Overview from the transaction presentation


Author is long Latitude Uranium

7 thoughts on “Latitude Uranium merger arbitrage

  1. Ananymous

    Thanks for the idea! How do you come up with these – like Google Alerts or reading all smallcap US/CA filings?

    1. Alpha Vulture Post author

      I use multiple approaches, but Google alerts are certainly one of them. Set an alert on a key word like “definitive arrangement” and you probably would get this one.

  2. writser

    Note that Latitude is also tradable OTC in the US as LURAF (same ISIN).

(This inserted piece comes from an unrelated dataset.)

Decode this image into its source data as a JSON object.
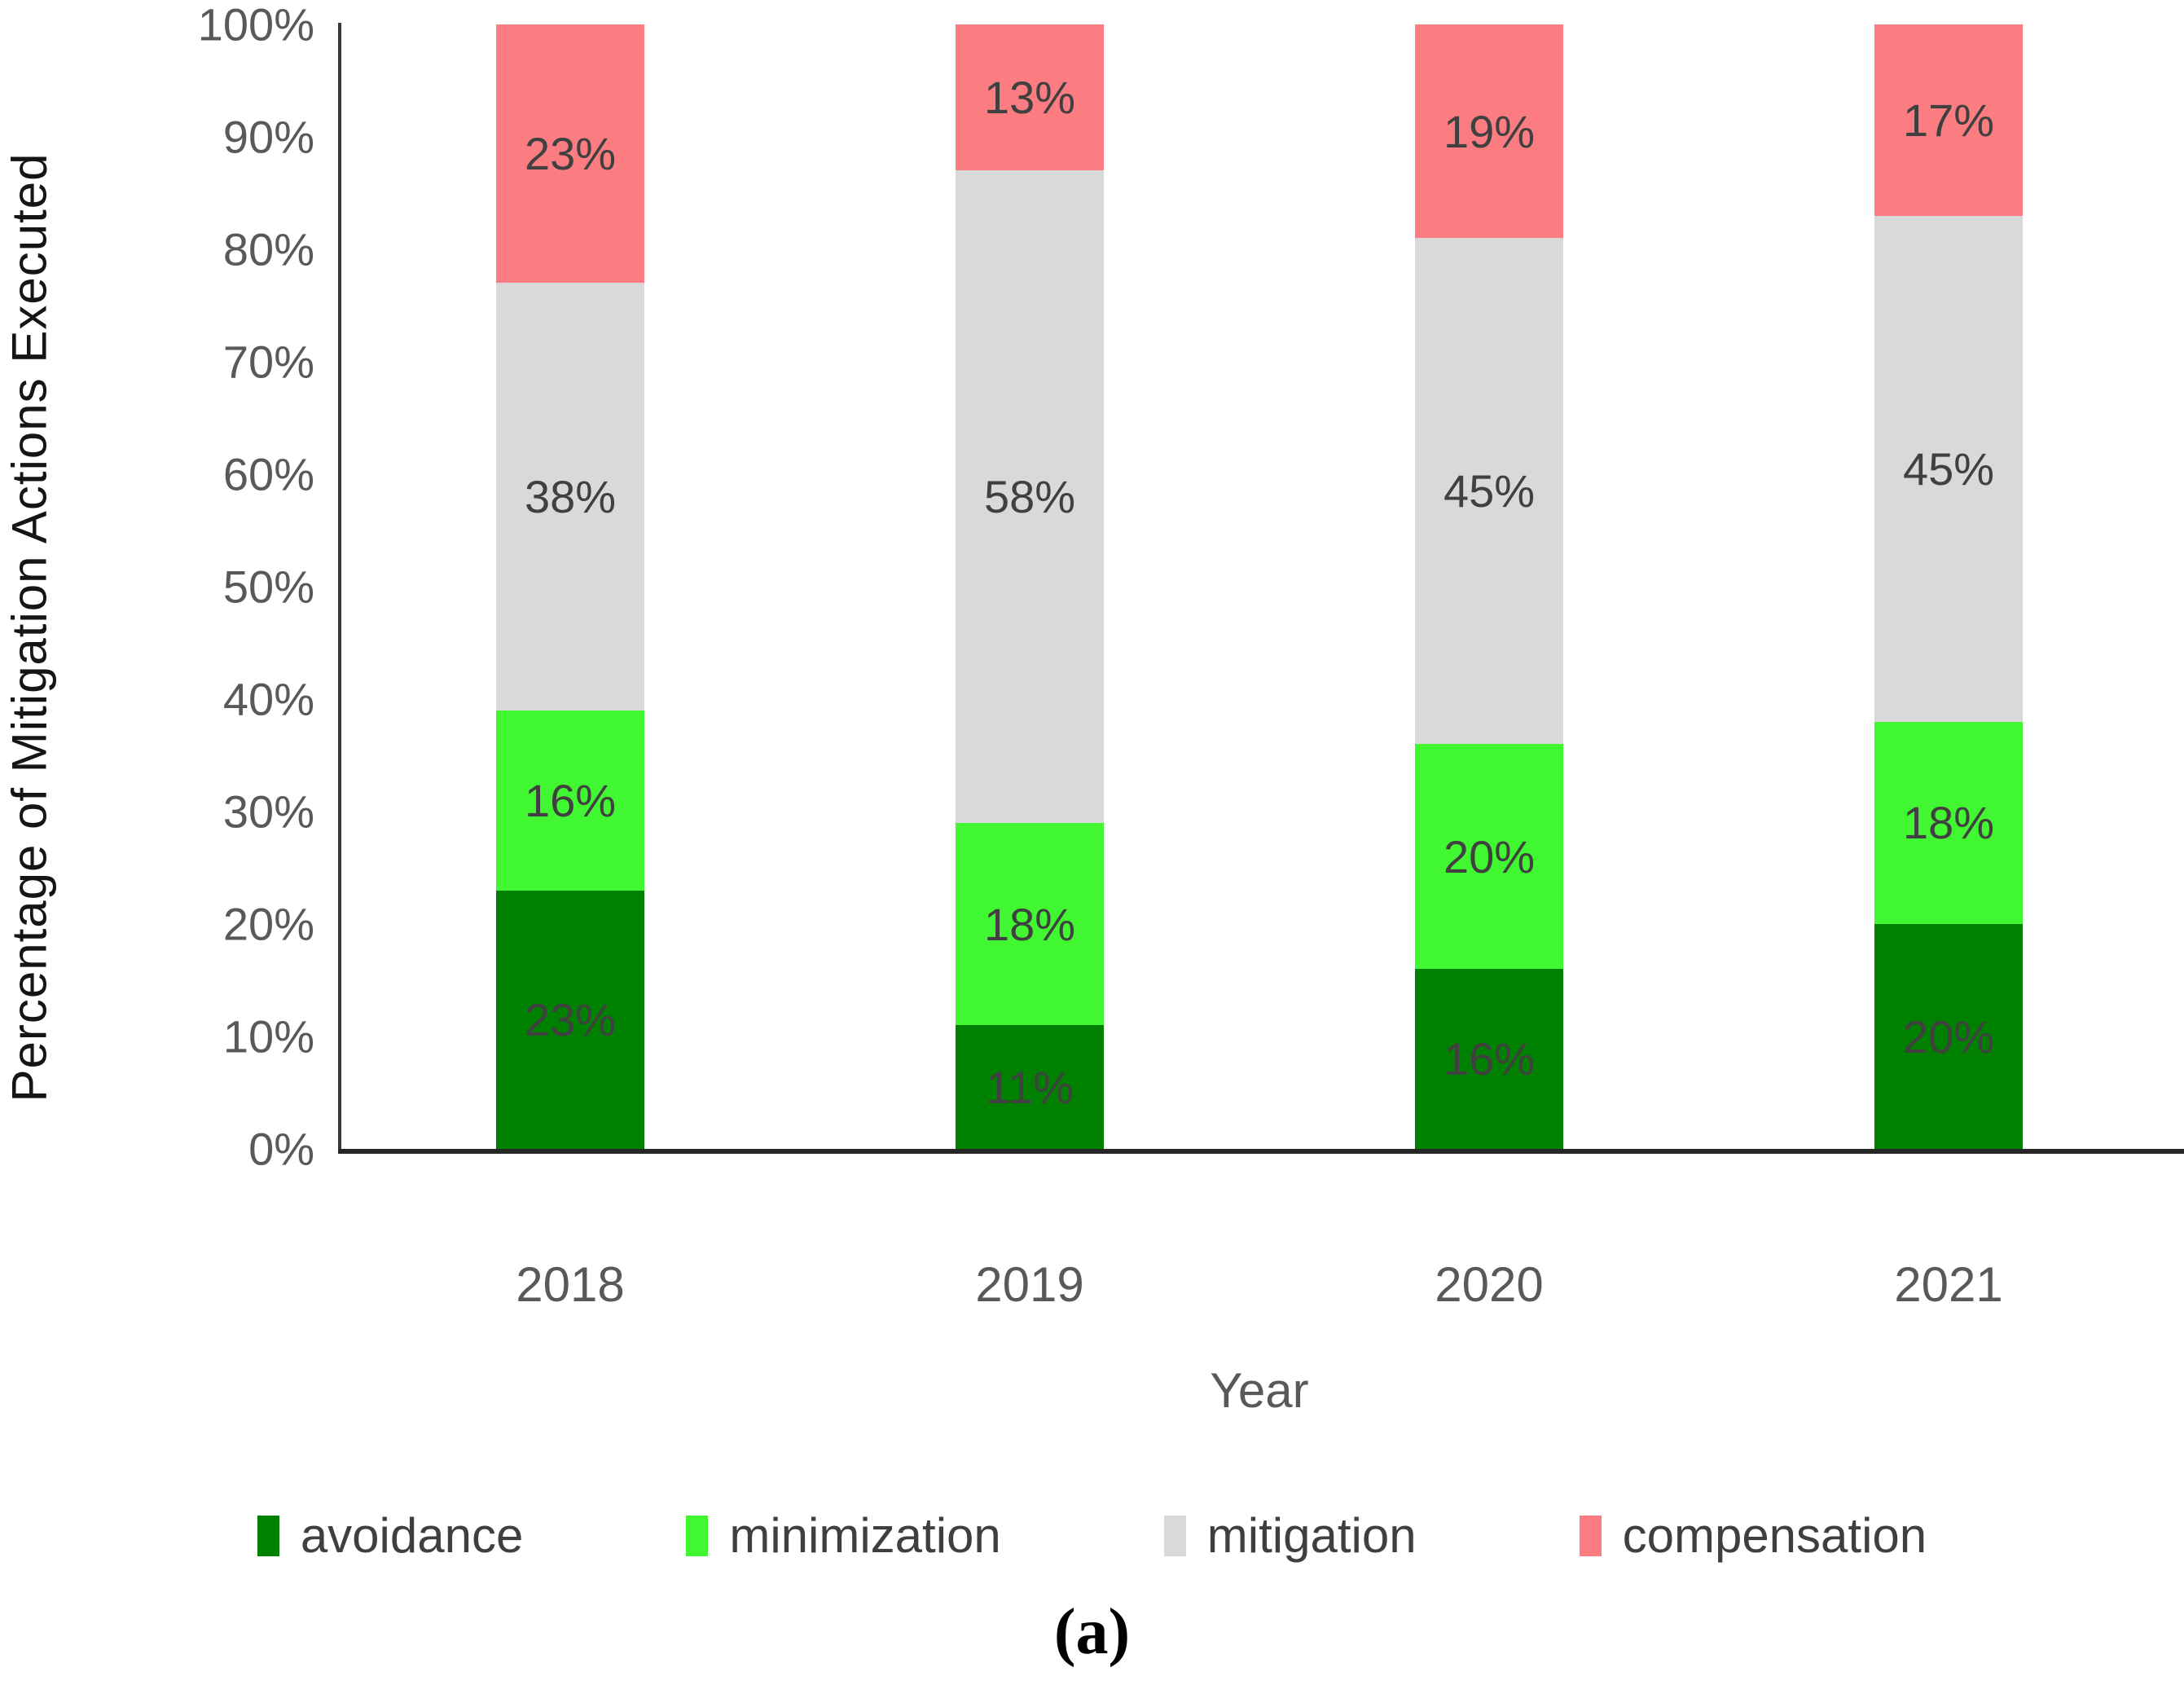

Only ~1/3 of the volume of the CNSX listing, but still not extremely illiquid. I think most US or overseas investors can buy it there (though there’s still the PFIC caveat) with a ‘normal’ broker, IB or Schwab or whatever. I’m personally not that convinced the big spread is caused by the CNSX listing. Though the spread is large enough to warrant a small gamble!

  3. Mike

    The risk of only considering a long position in the other companies is that the price of Atha Energy could fall. This would eliminate the discounts. Unfortunately, I have no idea what Atha Energy might be worth and whether the stock is over- or undervalued. I could not find any reports covering the stock. The company provides a peer analysis which would suggest that the stock is cheap.